Note: This release supersedes v0.1.0, fixing a build configuration issue regarding versioning. Please use v0.1.1 for all new installations.

✨ Key Features

This release establishes the foundational architecture of Econox:

  • Core Interfaces: Defined protocols for StructuralModel, Utility, Solver, and Estimator to ensure modularity.
  • Model Abstraction: Implemented JAX/Equinox-based containers for defining economic environments.
  • Solvers:
    • ValueIterationSolver: For dynamic programming problems.
    • EquilibriumSolver: For finding fixed-point equilibrium distributions.
  • Estimation Tools:
    • Numerical: Maximum Likelihood Estimation (MLE), Method of Moments.
    • Analytical: OLS and 2SLS estimators with support for fixed parameters.
  • Workflow: Automated documentation and release pipelines (CI/CD).

🛠️ Fixes & Improvements

  • Build System: Updated pyproject.toml configuration for setuptools_scm.
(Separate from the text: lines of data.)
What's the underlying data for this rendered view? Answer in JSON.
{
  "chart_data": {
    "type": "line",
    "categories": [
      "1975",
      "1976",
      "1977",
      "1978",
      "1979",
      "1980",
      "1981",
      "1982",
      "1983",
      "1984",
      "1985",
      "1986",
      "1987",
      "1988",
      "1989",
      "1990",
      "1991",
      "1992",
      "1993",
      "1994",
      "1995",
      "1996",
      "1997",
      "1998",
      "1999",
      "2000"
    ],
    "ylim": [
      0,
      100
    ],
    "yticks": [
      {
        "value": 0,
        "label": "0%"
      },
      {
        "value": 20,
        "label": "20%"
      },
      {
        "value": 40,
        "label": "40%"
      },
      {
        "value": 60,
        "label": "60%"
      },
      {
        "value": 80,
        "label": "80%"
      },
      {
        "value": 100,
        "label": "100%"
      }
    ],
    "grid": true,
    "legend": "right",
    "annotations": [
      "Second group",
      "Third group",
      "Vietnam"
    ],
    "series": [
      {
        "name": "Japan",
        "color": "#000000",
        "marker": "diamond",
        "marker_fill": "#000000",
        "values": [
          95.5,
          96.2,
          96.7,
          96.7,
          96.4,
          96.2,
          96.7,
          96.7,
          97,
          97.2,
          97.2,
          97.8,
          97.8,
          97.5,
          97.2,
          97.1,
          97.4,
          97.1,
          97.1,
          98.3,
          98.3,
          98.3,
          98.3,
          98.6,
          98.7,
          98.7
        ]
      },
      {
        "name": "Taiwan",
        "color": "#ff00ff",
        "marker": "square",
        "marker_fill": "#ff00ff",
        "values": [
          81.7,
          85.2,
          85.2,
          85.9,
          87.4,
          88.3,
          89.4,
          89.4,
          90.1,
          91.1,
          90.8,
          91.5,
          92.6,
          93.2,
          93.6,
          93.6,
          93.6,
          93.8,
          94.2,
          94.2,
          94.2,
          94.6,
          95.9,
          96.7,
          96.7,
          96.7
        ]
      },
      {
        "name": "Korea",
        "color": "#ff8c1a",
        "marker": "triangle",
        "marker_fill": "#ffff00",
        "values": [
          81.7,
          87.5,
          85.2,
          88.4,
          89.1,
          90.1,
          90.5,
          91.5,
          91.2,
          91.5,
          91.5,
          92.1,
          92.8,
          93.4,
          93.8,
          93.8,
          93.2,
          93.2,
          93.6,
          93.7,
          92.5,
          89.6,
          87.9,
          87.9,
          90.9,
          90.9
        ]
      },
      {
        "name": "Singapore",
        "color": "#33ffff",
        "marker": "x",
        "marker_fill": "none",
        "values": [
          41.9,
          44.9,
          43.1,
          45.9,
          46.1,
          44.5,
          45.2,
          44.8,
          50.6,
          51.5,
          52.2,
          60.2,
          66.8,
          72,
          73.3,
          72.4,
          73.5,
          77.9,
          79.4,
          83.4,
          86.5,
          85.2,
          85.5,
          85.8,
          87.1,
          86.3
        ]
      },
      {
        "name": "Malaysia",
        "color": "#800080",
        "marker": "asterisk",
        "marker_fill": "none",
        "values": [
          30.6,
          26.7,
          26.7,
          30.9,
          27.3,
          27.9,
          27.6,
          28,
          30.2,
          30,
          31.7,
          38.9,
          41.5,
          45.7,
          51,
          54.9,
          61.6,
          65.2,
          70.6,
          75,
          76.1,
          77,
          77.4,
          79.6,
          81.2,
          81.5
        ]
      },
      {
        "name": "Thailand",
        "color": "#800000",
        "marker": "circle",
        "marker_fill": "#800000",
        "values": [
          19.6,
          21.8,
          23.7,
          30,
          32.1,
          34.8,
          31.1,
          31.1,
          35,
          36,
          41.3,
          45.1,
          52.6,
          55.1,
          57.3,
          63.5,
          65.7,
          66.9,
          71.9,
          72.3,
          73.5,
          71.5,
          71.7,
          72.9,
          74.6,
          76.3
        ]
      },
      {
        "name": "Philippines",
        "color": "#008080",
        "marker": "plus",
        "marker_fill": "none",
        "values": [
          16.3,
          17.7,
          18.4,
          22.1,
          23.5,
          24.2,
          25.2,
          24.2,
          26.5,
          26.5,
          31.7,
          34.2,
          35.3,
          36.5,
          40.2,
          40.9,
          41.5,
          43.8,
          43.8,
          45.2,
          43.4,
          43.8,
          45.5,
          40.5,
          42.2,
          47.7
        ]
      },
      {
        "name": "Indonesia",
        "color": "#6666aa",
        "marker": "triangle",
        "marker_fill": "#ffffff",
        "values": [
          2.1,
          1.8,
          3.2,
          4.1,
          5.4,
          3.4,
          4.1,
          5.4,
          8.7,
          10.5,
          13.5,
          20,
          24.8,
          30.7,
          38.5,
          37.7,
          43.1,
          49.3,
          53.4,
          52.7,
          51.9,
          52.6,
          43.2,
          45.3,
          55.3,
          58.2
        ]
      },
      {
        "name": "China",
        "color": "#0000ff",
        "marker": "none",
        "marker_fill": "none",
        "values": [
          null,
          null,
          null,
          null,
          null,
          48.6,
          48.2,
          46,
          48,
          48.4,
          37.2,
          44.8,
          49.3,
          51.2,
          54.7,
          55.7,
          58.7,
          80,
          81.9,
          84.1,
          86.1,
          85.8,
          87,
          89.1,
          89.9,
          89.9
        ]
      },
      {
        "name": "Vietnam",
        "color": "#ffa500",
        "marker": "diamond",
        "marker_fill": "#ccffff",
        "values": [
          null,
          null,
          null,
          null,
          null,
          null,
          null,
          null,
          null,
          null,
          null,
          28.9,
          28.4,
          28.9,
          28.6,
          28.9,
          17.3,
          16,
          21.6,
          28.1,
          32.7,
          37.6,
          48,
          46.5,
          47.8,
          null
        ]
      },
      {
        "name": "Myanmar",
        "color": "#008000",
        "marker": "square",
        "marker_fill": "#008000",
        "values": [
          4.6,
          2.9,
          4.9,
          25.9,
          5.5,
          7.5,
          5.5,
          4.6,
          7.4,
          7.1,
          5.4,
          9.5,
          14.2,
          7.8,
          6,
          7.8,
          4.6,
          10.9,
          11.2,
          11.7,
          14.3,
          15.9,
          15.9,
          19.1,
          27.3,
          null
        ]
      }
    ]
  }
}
The version scheme now strictly respects git tags (no-guess-dev), preventing accidental stable releases from pre-release tags.
  • Documentation: Updated README.md and CITATION.cff to reflect the correct version and citation information.

📦 Installation

You can install the latest version via pip:

pip install econox

⚠️ Disclaimer

The API is currently experimental and subject to breaking changes. While we strive for accuracy, this is an early alpha release; please verify results before using them in production or research.